Key words: Litopenaeus vannamei    Family    Temperature    Energy budget    

凡纳滨对虾(Litopenaeus vannamei)具有生长快、抗逆力强、适合高密度养殖等特点,是对虾养殖的主要品种(樊云鹏等, 2021)。2020年我国凡纳滨对虾海水养殖产量达119.7万t,位居养殖甲壳类首位,为渔民创收及水产品出口创汇做出重要贡献(农业农村部渔业渔政管理局等, 2021)。水温是影响对虾生长、发育及代谢强度的重要环境因子之一。对虾为变温动物,其体温随着环境温度的变化而变化,而不同环境温度会影响机体的新陈代谢和生理调节机制(徐德峰等, 2019)。
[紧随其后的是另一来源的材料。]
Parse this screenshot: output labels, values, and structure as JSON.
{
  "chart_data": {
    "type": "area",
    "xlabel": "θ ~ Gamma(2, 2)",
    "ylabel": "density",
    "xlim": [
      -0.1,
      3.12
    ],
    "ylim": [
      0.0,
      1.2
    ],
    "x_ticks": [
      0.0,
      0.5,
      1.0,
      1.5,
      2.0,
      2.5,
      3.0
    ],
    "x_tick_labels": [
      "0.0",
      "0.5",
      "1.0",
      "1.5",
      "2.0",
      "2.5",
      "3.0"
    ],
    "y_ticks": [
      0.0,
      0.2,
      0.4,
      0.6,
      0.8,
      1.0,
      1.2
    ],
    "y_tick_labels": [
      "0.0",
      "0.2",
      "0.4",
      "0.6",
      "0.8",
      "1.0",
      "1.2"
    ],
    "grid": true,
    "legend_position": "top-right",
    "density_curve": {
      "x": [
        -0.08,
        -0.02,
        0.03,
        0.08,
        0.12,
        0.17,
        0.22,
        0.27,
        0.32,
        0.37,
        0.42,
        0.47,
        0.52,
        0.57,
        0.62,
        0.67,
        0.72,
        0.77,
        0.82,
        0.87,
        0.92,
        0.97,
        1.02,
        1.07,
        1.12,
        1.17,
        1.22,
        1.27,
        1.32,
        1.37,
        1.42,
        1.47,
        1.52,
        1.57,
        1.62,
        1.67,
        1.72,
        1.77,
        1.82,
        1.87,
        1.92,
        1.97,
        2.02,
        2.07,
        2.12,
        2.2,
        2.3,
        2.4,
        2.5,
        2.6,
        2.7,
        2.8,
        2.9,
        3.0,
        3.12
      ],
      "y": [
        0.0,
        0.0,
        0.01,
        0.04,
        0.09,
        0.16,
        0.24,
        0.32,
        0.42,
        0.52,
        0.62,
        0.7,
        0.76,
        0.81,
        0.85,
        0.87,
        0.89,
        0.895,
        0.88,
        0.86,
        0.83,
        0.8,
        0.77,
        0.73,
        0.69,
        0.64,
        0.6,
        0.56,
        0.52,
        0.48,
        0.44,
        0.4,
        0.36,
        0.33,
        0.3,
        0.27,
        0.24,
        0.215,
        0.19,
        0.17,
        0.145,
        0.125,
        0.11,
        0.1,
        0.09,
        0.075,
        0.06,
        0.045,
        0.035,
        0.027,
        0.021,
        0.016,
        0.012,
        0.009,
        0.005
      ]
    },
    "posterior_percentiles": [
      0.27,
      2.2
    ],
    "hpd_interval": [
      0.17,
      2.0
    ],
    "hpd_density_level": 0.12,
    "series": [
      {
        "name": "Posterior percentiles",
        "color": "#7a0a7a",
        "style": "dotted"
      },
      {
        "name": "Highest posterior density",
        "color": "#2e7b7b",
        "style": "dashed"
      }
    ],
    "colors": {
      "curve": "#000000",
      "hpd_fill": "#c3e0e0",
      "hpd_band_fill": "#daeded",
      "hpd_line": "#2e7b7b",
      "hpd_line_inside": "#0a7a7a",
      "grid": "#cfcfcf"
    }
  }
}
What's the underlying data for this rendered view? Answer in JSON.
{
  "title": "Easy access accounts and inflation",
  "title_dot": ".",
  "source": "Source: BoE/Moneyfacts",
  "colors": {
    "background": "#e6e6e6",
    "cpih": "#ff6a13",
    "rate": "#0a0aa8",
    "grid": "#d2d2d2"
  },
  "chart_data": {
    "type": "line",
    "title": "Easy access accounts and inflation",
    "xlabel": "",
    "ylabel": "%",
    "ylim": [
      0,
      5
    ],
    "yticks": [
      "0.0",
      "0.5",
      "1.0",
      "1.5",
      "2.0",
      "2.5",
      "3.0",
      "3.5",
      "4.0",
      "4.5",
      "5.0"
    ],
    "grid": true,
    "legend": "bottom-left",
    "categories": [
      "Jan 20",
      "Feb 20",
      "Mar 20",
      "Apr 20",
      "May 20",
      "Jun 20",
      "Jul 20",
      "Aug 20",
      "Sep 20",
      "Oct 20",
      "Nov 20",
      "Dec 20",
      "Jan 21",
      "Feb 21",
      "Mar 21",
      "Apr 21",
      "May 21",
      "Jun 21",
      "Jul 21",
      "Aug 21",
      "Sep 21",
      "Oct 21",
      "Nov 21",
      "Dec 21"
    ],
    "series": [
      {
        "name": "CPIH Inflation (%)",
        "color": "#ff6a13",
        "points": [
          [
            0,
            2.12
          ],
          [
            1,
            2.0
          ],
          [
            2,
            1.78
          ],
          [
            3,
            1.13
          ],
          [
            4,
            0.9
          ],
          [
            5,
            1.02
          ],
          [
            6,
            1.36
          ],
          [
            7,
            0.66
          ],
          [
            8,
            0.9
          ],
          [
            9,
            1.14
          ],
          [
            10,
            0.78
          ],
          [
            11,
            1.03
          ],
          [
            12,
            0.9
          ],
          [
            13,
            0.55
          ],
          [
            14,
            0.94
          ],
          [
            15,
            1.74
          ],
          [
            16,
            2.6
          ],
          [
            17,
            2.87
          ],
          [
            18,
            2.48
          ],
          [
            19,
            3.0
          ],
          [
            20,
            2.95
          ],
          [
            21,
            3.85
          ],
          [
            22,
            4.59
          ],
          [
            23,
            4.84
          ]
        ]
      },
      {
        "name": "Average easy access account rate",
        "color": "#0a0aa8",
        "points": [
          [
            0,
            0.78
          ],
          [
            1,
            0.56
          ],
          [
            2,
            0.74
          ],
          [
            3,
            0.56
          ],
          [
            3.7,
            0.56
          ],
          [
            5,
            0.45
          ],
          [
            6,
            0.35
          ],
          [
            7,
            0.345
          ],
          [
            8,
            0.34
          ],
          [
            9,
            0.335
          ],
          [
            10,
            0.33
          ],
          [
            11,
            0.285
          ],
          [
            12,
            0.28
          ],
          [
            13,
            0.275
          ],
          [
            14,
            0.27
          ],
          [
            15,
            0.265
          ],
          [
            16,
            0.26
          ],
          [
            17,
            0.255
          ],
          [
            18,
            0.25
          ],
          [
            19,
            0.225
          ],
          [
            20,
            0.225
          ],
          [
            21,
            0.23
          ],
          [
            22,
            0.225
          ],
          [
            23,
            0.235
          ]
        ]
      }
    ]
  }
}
选择育种是提高水产动物经济效益的重要手段,通过建立家系并进行分析和比较,能更好地改善凡纳滨对虾的遗传性状(罗坤等, 2018)。近年来,凡纳滨对虾的选育研究工作主要聚焦于生长、抗病性和抗逆性三大性状。其中,生长速度快的良种将有助于提高养殖产量、降低养殖成本,为养殖企业带来更高的经济效益。而凡纳滨对虾的摄食、代谢及能量收支是反映其生长特性的重要指标。另外,水温是影响生物生理活动的关键因子,同时也对重要经济水产动物(如凡纳滨对虾等)的能量收支产生重要影响(Zanna et al, 2019; Jescovitch et al, 2017; 唐扬等, 2018)。因此,深入了解温度等理化环境因子对不同家系的凡纳滨对虾生长发育及能量收支的影响,从生理生态学角度助力凡纳滨对虾选育研发,厘清不同温度条件下凡纳滨对虾的能量分配模式,对凡纳滨对虾的选育工作具有重要意义。目前,关于不同家系的凡纳滨对虾生长的能量学基础及其温度的影响未见报道。因此,本研究通过建立不同家系的能量分配模型,了解温度对凡纳滨对虾能量收支和分配的影响,从生物能量学角度,为凡纳滨对虾的健康养殖和良种选育提供理论和数据支撑。

1 材料与方法 1.1 实验材料

实验所用凡纳滨对虾取自山东邦普种业科技有限公司。从“快大系”中挑选出的生长快(N310004)、中(N310011)、慢(N310010) 3个家系,其体长分别为(1.56±0.22)、(1.57±0.23)和(1.62±0.27) cm,其体重分别为(0.18±0.04)、(0.16±0.07)和(0.15±0.03) g。

1.2 实验方法 1.2.1 凡纳滨对虾的生长实验

3个家系分别放入圆筒缸(直径为150 cm,高为200 cm),每个家系200尾。养殖温度为(30±1) ℃,盐度为30。每天06:00、12:00和18:00投喂对虾配合饲料,18:30换水(换水量为1/3)。养殖时间为40 d,每10 d分别取出20尾测定体长、湿重和干重。

1.2.2 凡纳滨对虾不同家系能量收支测定

温度设置及控制:实验温度设置为20、25、30、35 ℃ 4个水平,每个温度设置3个平行实验组和2个空白实验组,每个实验组放置1尾虾。采用加热棒调控水温,每天调控温度控制在2 ℃(宋协法等, 2009),在每个温度条件下适应3 d后开始实验。从第0天开始,第40天结束,每10 d测定一次能量收支,分别用S1 (0~10 d)、S2 (11~20 d)、S3 (21~30 d)和S4 (31~40 d)表示。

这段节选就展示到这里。